103. The patch assembly of claim 102, wherein the diclophenac salt comprises an alkali metal salt or organic salt.

104. The patch assembly of 102, wherein diclophenac salt comprises a potassium salt or a sodium salt.

105. The patch assembly of claim 82, wherein the diclophenac compound comprises a diclophenac acid and diclophenac potassium.

106. The patch assembly of claim 82, wherein the patch assembly has a substantially oval shape or cassini oval shape.

107. The patch assembly of claim 82, wherein the current source comprises an electrochemical battery, an alkaline battery, a lithium battery or a lithium-ion battery.

108. The patch assembly of claim 82, wherein the current source is configured to deliver an alternating current.

109. The patch assembly of claim 82, wherein the diclophenac compound is contained or incorporated into a hydrophilic polymer matrix.

110. The patch assembly of claim 109, wherein the hydrophilic polymer matrix comprises a gel, a hydrogel, a polyvinyl alcohol, fully hydrolyzed polyvinyl alcohol or soluble polyvinylpyrrolidone.

111. The patch assembly of claim 109, wherein the hydrophilic polymer matrix comprises at least one of a thickener, solubility enhancer, a buffer or a humectant.

112. The patch assembly of claim 109, where the solubility enhancer comprises at least one of a polyvinylpyrrolidone polymer, polyethylene oxide, polyacrylic acid, polyvinyl alcohol, silicone dioxide, silica, celluloses and cellulose derivatives

113. The patch assembly of claim 83, wherein the diclophenac compound is dissolved in a solution.

114. The patch assembly of claim 113, wherein the diclophenac solution contains substantially no buffering ions and/or salt ions.

115. The patch assembly of claim 113, wherein the diclophenac solution is contained or incorporated into a hydrophilic polymer matrix.

116. The patch assembly of claim 113, wherein the diclophenac

compound or the diclophenac solution contains a transport enhancing agent

117. The patch assembly of claim 116, wherein the transport enhancing agent comprises a terpene, geraniol and l-menthol.

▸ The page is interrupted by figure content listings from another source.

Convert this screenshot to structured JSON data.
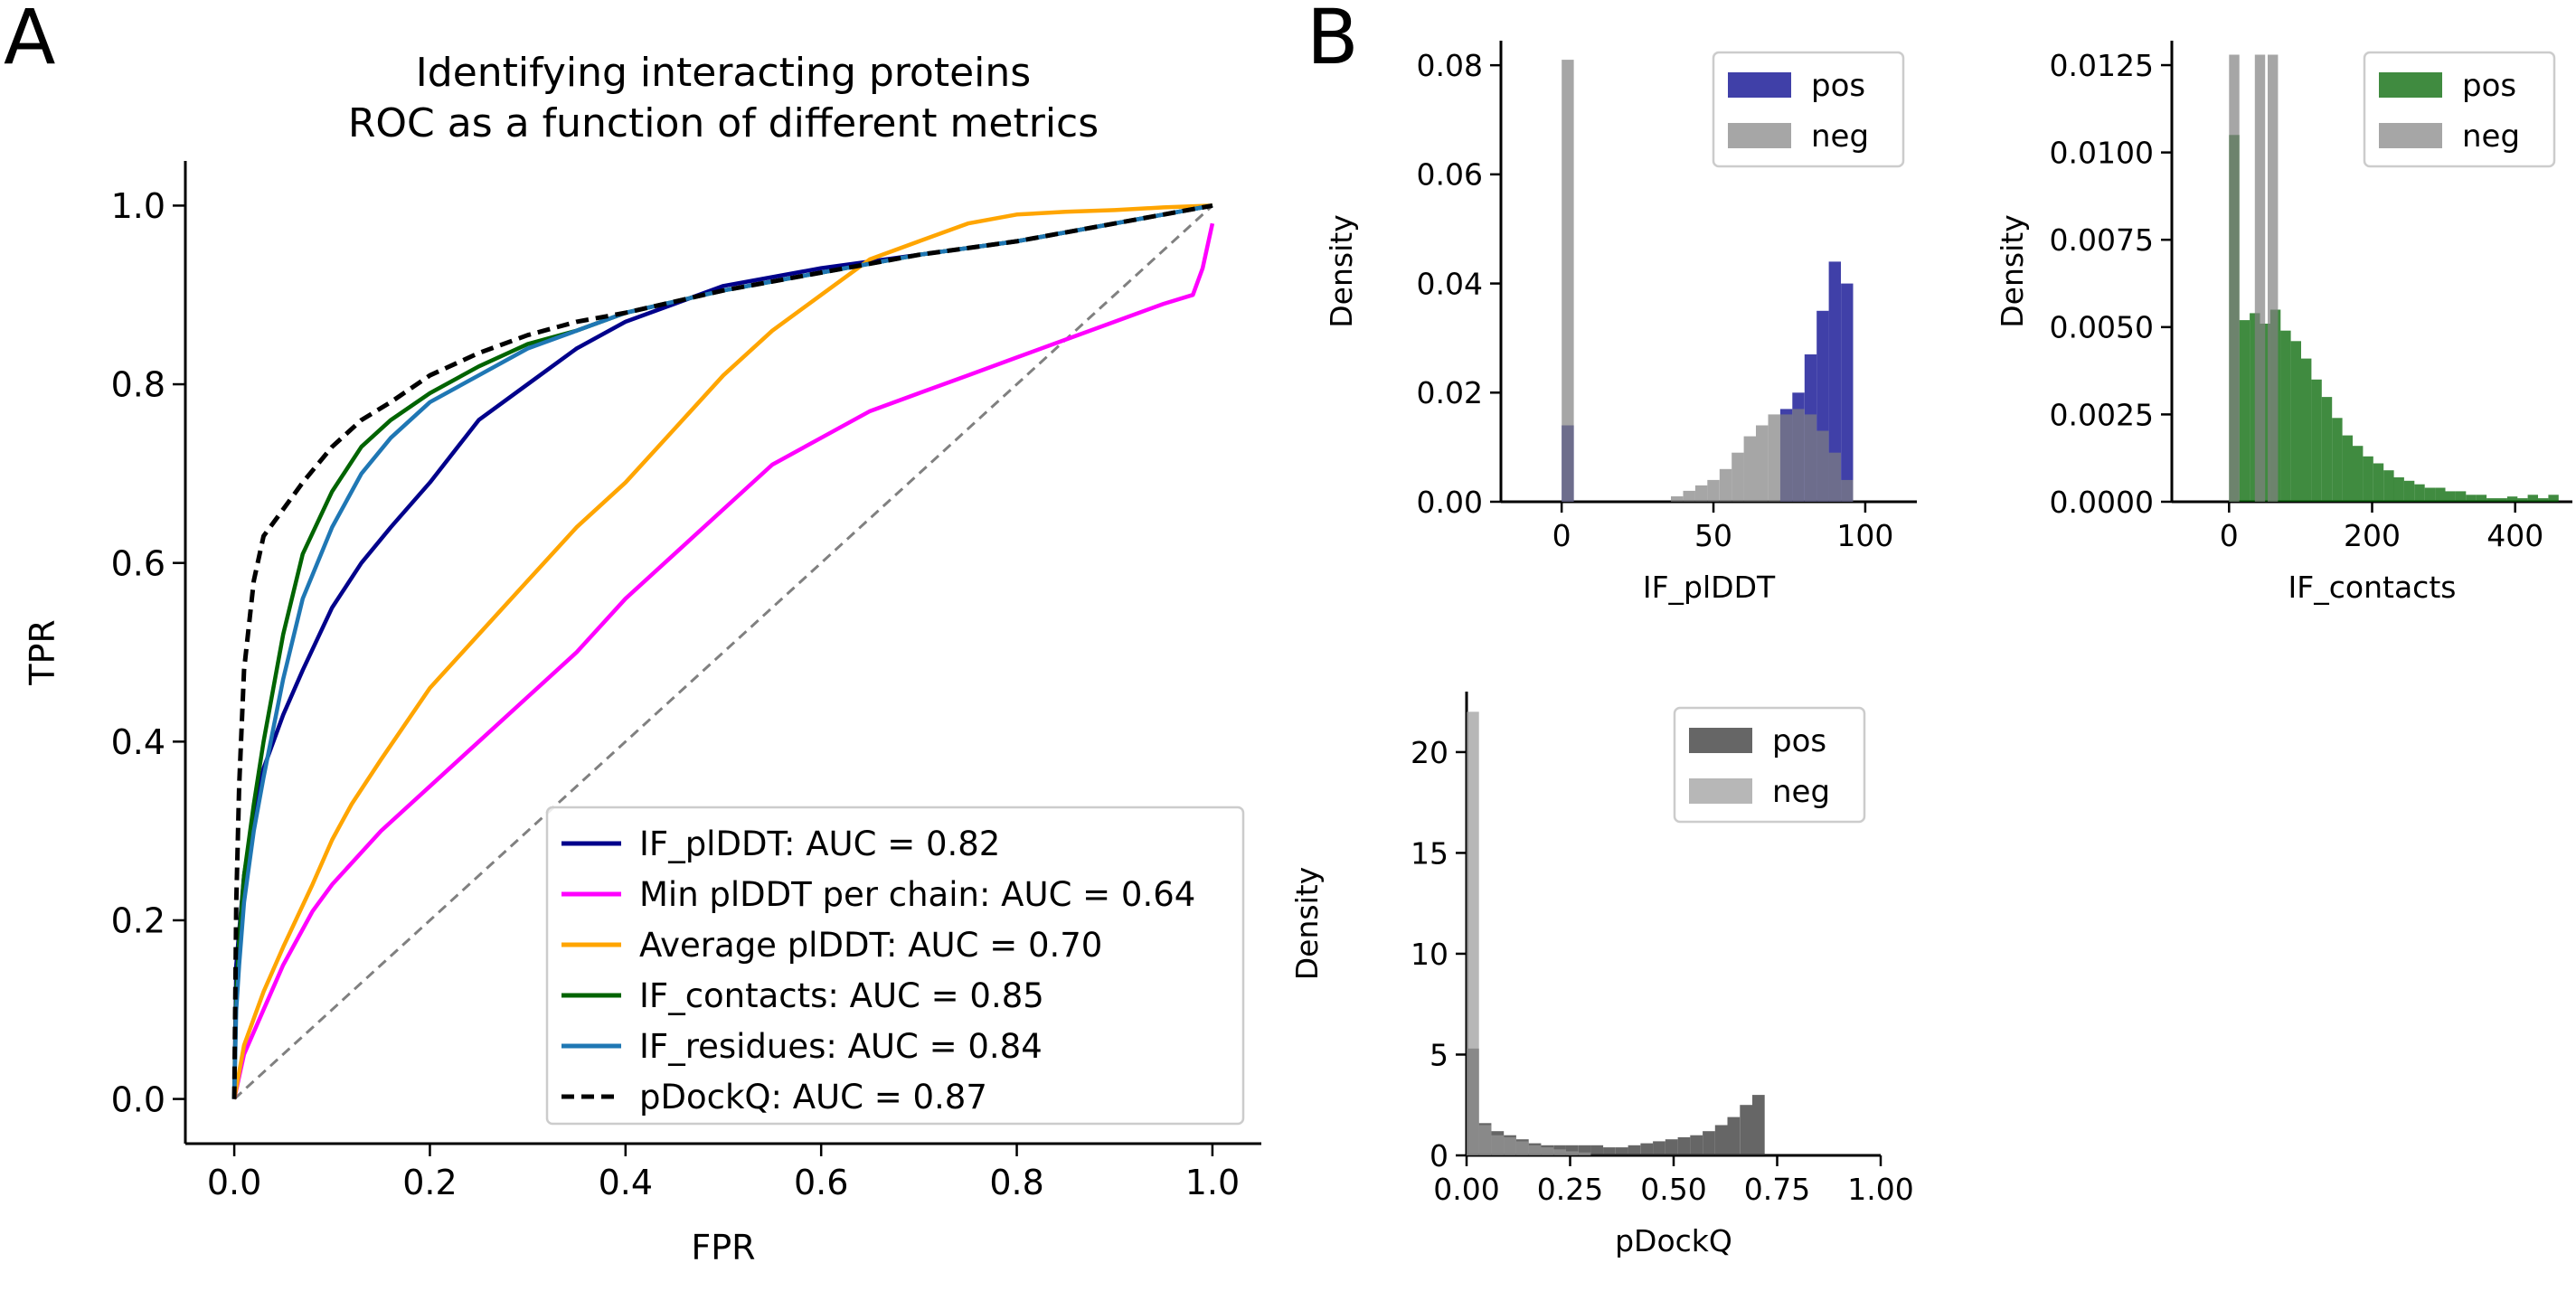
{
  "panel_labels": {
    "a": "A",
    "b": "B"
  },
  "chart_data": [
    {
      "type": "line",
      "title_lines": [
        "Identifying interacting proteins",
        "ROC as a function of different metrics"
      ],
      "xlabel": "FPR",
      "ylabel": "TPR",
      "xlim": [
        -0.05,
        1.05
      ],
      "ylim": [
        -0.05,
        1.05
      ],
      "xticks": [
        0.0,
        0.2,
        0.4,
        0.6,
        0.8,
        1.0
      ],
      "xtick_labels": [
        "0.0",
        "0.2",
        "0.4",
        "0.6",
        "0.8",
        "1.0"
      ],
      "yticks": [
        0.0,
        0.2,
        0.4,
        0.6,
        0.8,
        1.0
      ],
      "ytick_labels": [
        "0.0",
        "0.2",
        "0.4",
        "0.6",
        "0.8",
        "1.0"
      ],
      "grid": false,
      "legend_position": "lower-right",
      "diagonal": {
        "color": "#808080",
        "style": "dashed"
      },
      "series": [
        {
          "name": "IF_plDDT: AUC = 0.82",
          "color": "#00008b",
          "style": "solid",
          "x": [
            0,
            0.002,
            0.01,
            0.02,
            0.03,
            0.05,
            0.07,
            0.1,
            0.13,
            0.16,
            0.2,
            0.25,
            0.3,
            0.35,
            0.4,
            0.45,
            0.5,
            0.55,
            0.6,
            0.7,
            0.8,
            0.9,
            1.0
          ],
          "y": [
            0,
            0.15,
            0.25,
            0.32,
            0.37,
            0.43,
            0.48,
            0.55,
            0.6,
            0.64,
            0.69,
            0.76,
            0.8,
            0.84,
            0.87,
            0.89,
            0.91,
            0.92,
            0.93,
            0.945,
            0.96,
            0.98,
            1.0
          ]
        },
        {
          "name": "Min plDDT per chain: AUC = 0.64",
          "color": "#ff00ff",
          "style": "solid",
          "x": [
            0,
            0.01,
            0.03,
            0.05,
            0.08,
            0.1,
            0.15,
            0.2,
            0.25,
            0.3,
            0.35,
            0.4,
            0.45,
            0.5,
            0.55,
            0.6,
            0.65,
            0.7,
            0.75,
            0.8,
            0.85,
            0.9,
            0.95,
            0.98,
            0.99,
            1.0
          ],
          "y": [
            0,
            0.05,
            0.1,
            0.15,
            0.21,
            0.24,
            0.3,
            0.35,
            0.4,
            0.45,
            0.5,
            0.56,
            0.61,
            0.66,
            0.71,
            0.74,
            0.77,
            0.79,
            0.81,
            0.83,
            0.85,
            0.87,
            0.89,
            0.9,
            0.93,
            0.98
          ]
        },
        {
          "name": "Average plDDT: AUC = 0.70",
          "color": "#ffa500",
          "style": "solid",
          "x": [
            0,
            0.01,
            0.03,
            0.05,
            0.08,
            0.1,
            0.12,
            0.15,
            0.2,
            0.25,
            0.3,
            0.35,
            0.4,
            0.45,
            0.5,
            0.55,
            0.6,
            0.65,
            0.7,
            0.75,
            0.8,
            0.85,
            0.9,
            0.95,
            1.0
          ],
          "y": [
            0,
            0.06,
            0.12,
            0.17,
            0.24,
            0.29,
            0.33,
            0.38,
            0.46,
            0.52,
            0.58,
            0.64,
            0.69,
            0.75,
            0.81,
            0.86,
            0.9,
            0.94,
            0.96,
            0.98,
            0.99,
            0.993,
            0.995,
            0.998,
            1.0
          ]
        },
        {
          "name": "IF_contacts: AUC = 0.85",
          "color": "#006400",
          "style": "solid",
          "x": [
            0,
            0.002,
            0.005,
            0.01,
            0.02,
            0.03,
            0.05,
            0.07,
            0.1,
            0.13,
            0.16,
            0.2,
            0.25,
            0.3,
            0.35,
            0.4,
            0.5,
            0.6,
            0.7,
            0.8,
            0.9,
            1.0
          ],
          "y": [
            0,
            0.12,
            0.18,
            0.25,
            0.33,
            0.4,
            0.52,
            0.61,
            0.68,
            0.73,
            0.76,
            0.79,
            0.82,
            0.845,
            0.86,
            0.88,
            0.905,
            0.925,
            0.945,
            0.96,
            0.98,
            1.0
          ]
        },
        {
          "name": "IF_residues: AUC = 0.84",
          "color": "#1f77b4",
          "style": "solid",
          "x": [
            0,
            0.002,
            0.005,
            0.01,
            0.02,
            0.03,
            0.05,
            0.07,
            0.1,
            0.13,
            0.16,
            0.2,
            0.25,
            0.3,
            0.35,
            0.4,
            0.5,
            0.6,
            0.7,
            0.8,
            0.9,
            1.0
          ],
          "y": [
            0,
            0.1,
            0.15,
            0.22,
            0.3,
            0.36,
            0.47,
            0.56,
            0.64,
            0.7,
            0.74,
            0.78,
            0.81,
            0.84,
            0.86,
            0.88,
            0.905,
            0.925,
            0.945,
            0.96,
            0.98,
            1.0
          ]
        },
        {
          "name": "pDockQ: AUC = 0.87",
          "color": "#000000",
          "style": "dashed",
          "x": [
            0,
            0.002,
            0.005,
            0.01,
            0.02,
            0.03,
            0.05,
            0.07,
            0.1,
            0.13,
            0.16,
            0.2,
            0.25,
            0.3,
            0.35,
            0.4,
            0.5,
            0.6,
            0.7,
            0.8,
            0.9,
            1.0
          ],
          "y": [
            0,
            0.22,
            0.35,
            0.48,
            0.58,
            0.63,
            0.66,
            0.69,
            0.73,
            0.76,
            0.78,
            0.81,
            0.835,
            0.855,
            0.87,
            0.88,
            0.905,
            0.925,
            0.945,
            0.96,
            0.98,
            1.0
          ]
        }
      ]
    },
    {
      "type": "bar",
      "xlabel": "IF_plDDT",
      "ylabel": "Density",
      "xlim": [
        -20,
        117
      ],
      "ylim": [
        0,
        0.0845
      ],
      "xticks": [
        0,
        50,
        100
      ],
      "xtick_labels": [
        "0",
        "50",
        "100"
      ],
      "yticks": [
        0.0,
        0.02,
        0.04,
        0.06,
        0.08
      ],
      "ytick_labels": [
        "0.00",
        "0.02",
        "0.04",
        "0.06",
        "0.08"
      ],
      "legend_position": "top-right",
      "bin_width": 4,
      "series": [
        {
          "name": "pos",
          "color": "#00008b",
          "bin_starts": [
            0,
            72,
            76,
            80,
            84,
            88,
            92
          ],
          "values": [
            0.014,
            0.017,
            0.02,
            0.027,
            0.035,
            0.044,
            0.04
          ]
        },
        {
          "name": "neg",
          "color": "#808080",
          "bin_starts": [
            0,
            36,
            40,
            44,
            48,
            52,
            56,
            60,
            64,
            68,
            72,
            76,
            80,
            84,
            88,
            92
          ],
          "values": [
            0.081,
            0.001,
            0.002,
            0.003,
            0.004,
            0.006,
            0.009,
            0.012,
            0.014,
            0.016,
            0.016,
            0.017,
            0.016,
            0.013,
            0.009,
            0.004
          ]
        }
      ]
    },
    {
      "type": "bar",
      "xlabel": "IF_contacts",
      "ylabel": "Density",
      "xlim": [
        -80,
        480
      ],
      "ylim": [
        0,
        0.0132
      ],
      "xticks": [
        0,
        200,
        400
      ],
      "xtick_labels": [
        "0",
        "200",
        "400"
      ],
      "yticks": [
        0.0,
        0.0025,
        0.005,
        0.0075,
        0.01,
        0.0125
      ],
      "ytick_labels": [
        "0.0000",
        "0.0025",
        "0.0050",
        "0.0075",
        "0.0100",
        "0.0125"
      ],
      "legend_position": "top-right",
      "bin_width": 14.4,
      "series": [
        {
          "name": "pos",
          "color": "#006400",
          "bin_starts": [
            0,
            14.4,
            28.8,
            43.2,
            57.6,
            72,
            86.4,
            100.8,
            115.2,
            129.6,
            144,
            158.4,
            172.8,
            187.2,
            201.6,
            216,
            230.4,
            244.8,
            259.2,
            273.6,
            288,
            302.4,
            316.8,
            331.2,
            345.6,
            360,
            374.4,
            388.8,
            403.2,
            417.6,
            432,
            446.4
          ],
          "values": [
            0.0105,
            0.0052,
            0.0054,
            0.0051,
            0.0055,
            0.0049,
            0.0046,
            0.0041,
            0.0035,
            0.003,
            0.0024,
            0.0019,
            0.0016,
            0.0013,
            0.0011,
            0.0009,
            0.0007,
            0.0006,
            0.0005,
            0.0004,
            0.0004,
            0.0003,
            0.0003,
            0.0002,
            0.0002,
            0.0001,
            0.0001,
            0.00015,
            0.0001,
            0.0002,
            0.0001,
            0.0002
          ]
        },
        {
          "name": "neg",
          "color": "#808080",
          "bin_starts": [
            0,
            36,
            54
          ],
          "values": [
            0.0128,
            0.0128,
            0.0128
          ]
        }
      ]
    },
    {
      "type": "bar",
      "xlabel": "pDockQ",
      "ylabel": "Density",
      "xlim": [
        0,
        1.0
      ],
      "ylim": [
        0,
        23
      ],
      "xticks": [
        0.0,
        0.25,
        0.5,
        0.75,
        1.0
      ],
      "xtick_labels": [
        "0.00",
        "0.25",
        "0.50",
        "0.75",
        "1.00"
      ],
      "yticks": [
        0,
        5,
        10,
        15,
        20
      ],
      "ytick_labels": [
        "0",
        "5",
        "10",
        "15",
        "20"
      ],
      "legend_position": "top-right",
      "bin_width": 0.03,
      "series": [
        {
          "name": "pos",
          "color": "#333333",
          "bin_starts": [
            0,
            0.03,
            0.06,
            0.09,
            0.12,
            0.15,
            0.18,
            0.21,
            0.24,
            0.27,
            0.3,
            0.33,
            0.36,
            0.39,
            0.42,
            0.45,
            0.48,
            0.51,
            0.54,
            0.57,
            0.6,
            0.63,
            0.66,
            0.69
          ],
          "values": [
            5.3,
            1.6,
            1.2,
            1.0,
            0.8,
            0.6,
            0.5,
            0.5,
            0.5,
            0.5,
            0.5,
            0.4,
            0.4,
            0.5,
            0.6,
            0.7,
            0.8,
            0.9,
            1.0,
            1.2,
            1.5,
            1.9,
            2.5,
            3.0
          ]
        },
        {
          "name": "neg",
          "color": "#999999",
          "bin_starts": [
            0,
            0.03,
            0.06,
            0.09,
            0.12,
            0.15,
            0.18,
            0.21,
            0.24,
            0.27
          ],
          "values": [
            22.0,
            1.5,
            1.0,
            0.9,
            0.7,
            0.5,
            0.4,
            0.3,
            0.2,
            0.15
          ]
        }
      ]
    }
  ]
}
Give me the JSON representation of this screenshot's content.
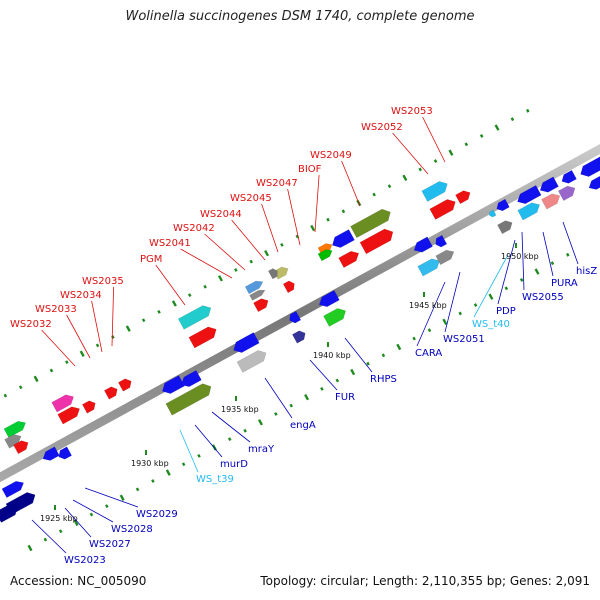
{
  "title": "Wolinella succinogenes DSM 1740, complete genome",
  "accession": "Accession: NC_005090",
  "summary": "Topology: circular; Length: 2,110,355 bp; Genes: 2,091",
  "colors": {
    "forward_label": "#dd1111",
    "reverse_label": "#0000bb",
    "trna_label": "#22bbee",
    "backbone": "#888888"
  },
  "scale_ticks": [
    "1925 kbp",
    "1930 kbp",
    "1935 kbp",
    "1940 kbp",
    "1945 kbp",
    "1950 kbp"
  ],
  "forward_labels": [
    "WS2032",
    "WS2033",
    "WS2034",
    "WS2035",
    "PGM",
    "WS2041",
    "WS2042",
    "WS2044",
    "WS2045",
    "WS2047",
    "BIOF",
    "WS2049",
    "WS2052",
    "WS2053"
  ],
  "reverse_labels": [
    "WS2023",
    "WS2027",
    "WS2028",
    "WS2029",
    "WS_t39",
    "murD",
    "mraY",
    "engA",
    "FUR",
    "RHPS",
    "CARA",
    "WS2051",
    "WS_t40",
    "PDP",
    "WS2055",
    "PURA",
    "hisZ"
  ]
}
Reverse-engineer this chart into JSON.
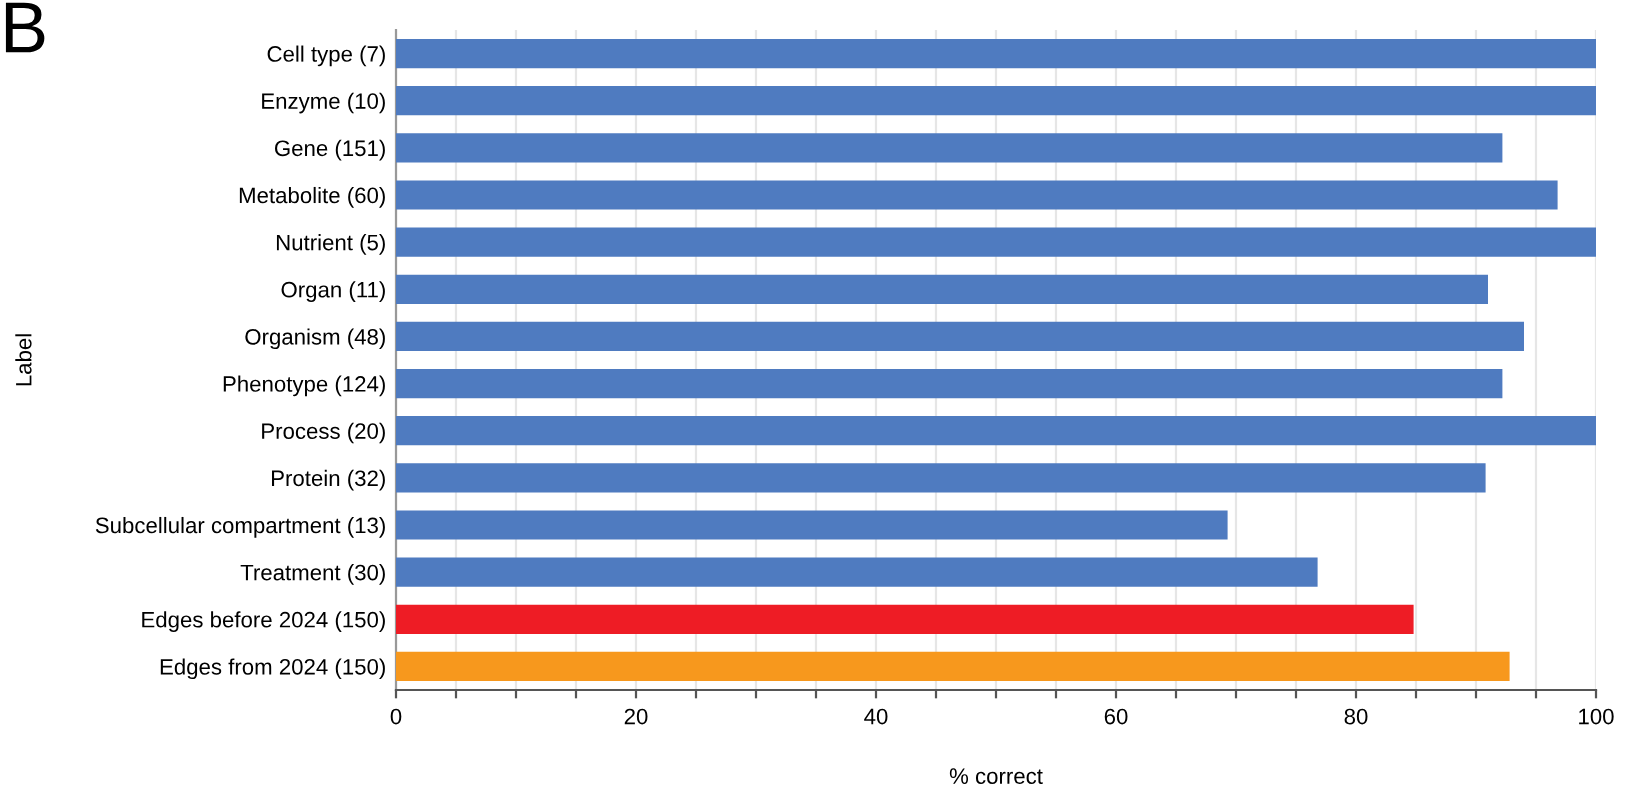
{
  "chart_data": {
    "type": "bar",
    "orientation": "horizontal",
    "categories": [
      "Cell type (7)",
      "Enzyme (10)",
      "Gene (151)",
      "Metabolite (60)",
      "Nutrient (5)",
      "Organ (11)",
      "Organism (48)",
      "Phenotype (124)",
      "Process (20)",
      "Protein (32)",
      "Subcellular compartment (13)",
      "Treatment (30)",
      "Edges before 2024 (150)",
      "Edges from 2024 (150)"
    ],
    "values": [
      100,
      100,
      92.2,
      96.8,
      100,
      91.0,
      94.0,
      92.2,
      100,
      90.8,
      69.3,
      76.8,
      84.8,
      92.8
    ],
    "colors": [
      "#4f7bc0",
      "#4f7bc0",
      "#4f7bc0",
      "#4f7bc0",
      "#4f7bc0",
      "#4f7bc0",
      "#4f7bc0",
      "#4f7bc0",
      "#4f7bc0",
      "#4f7bc0",
      "#4f7bc0",
      "#4f7bc0",
      "#ee1c25",
      "#f7981d"
    ],
    "xlabel": "% correct",
    "ylabel": "Label",
    "xlim": [
      0,
      100
    ],
    "xticks": [
      0,
      {
        "value": 5,
        "label": null
      },
      {
        "value": 10,
        "label": null
      },
      {
        "value": 15,
        "label": null
      },
      20,
      {
        "value": 25,
        "label": null
      },
      {
        "value": 30,
        "label": null
      },
      {
        "value": 35,
        "label": null
      },
      40,
      {
        "value": 45,
        "label": null
      },
      {
        "value": 50,
        "label": null
      },
      {
        "value": 55,
        "label": null
      },
      60,
      {
        "value": 65,
        "label": null
      },
      {
        "value": 70,
        "label": null
      },
      {
        "value": 75,
        "label": null
      },
      80,
      {
        "value": 85,
        "label": null
      },
      {
        "value": 90,
        "label": null
      },
      {
        "value": 95,
        "label": null
      },
      100
    ],
    "grid": "x",
    "legend": false,
    "annotations": [
      "B"
    ]
  }
}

118. The method of claim 116, wherein the transport enhancing agent comprises an ion-exchange material or exchange fiber bound to the diclophenac ion in the diclophenac compound.

119. A method for biphasic transdermal iontophoretic delivery of an NSAID to a patient, the method comprising :

positioning at least one electrode assembly in electrical communication with the skin of the patient, the at least one electrode assembly including a skin contacting layer and a solution comprising a NSAID having an electrical charge, wherein the NSAID passively diffuses into the skin without the application of an external force;

delivering a dose of NSAID from the at least one electrode assembly into the skin during a first drug delivery phase using a first current having at least one characteristic to repel the NSAID out of the electrode assembly;

retaining the NSAID in the at least one electrode assembly during a second phase using a second current having at least one characteristic to retain the NSAID in the electrode assembly such that delivery of the NSAID into the skin during a second phase is minimized, wherein the first phase comprises a delivery period and the second period comprises a non-delivery period, which together comprise a delivery cycle;

delivering subsequent doses of the NSAID over subsequent delivery cycles; and

utilizing the second current to control delivery of the therapeutic agent so as to minimize an adverse effect from the NSAID over at least one delivery cycle.

120. The method of claim 119, wherein the adverse systemic effect is selected from the group consisting of bleeding, gastric bleeding, intracranial bleeding, cerebral bleeding, an adverse effect on kidney or liver function, elevated blood pressure and nausea.

121. The method of claim 119, wherein the NSAID is a diclofenac compound.

122. The method of claim 121, wherein the diclophenac compound comprises at one of a gel, a diclophenac acid or a diclophenac salt.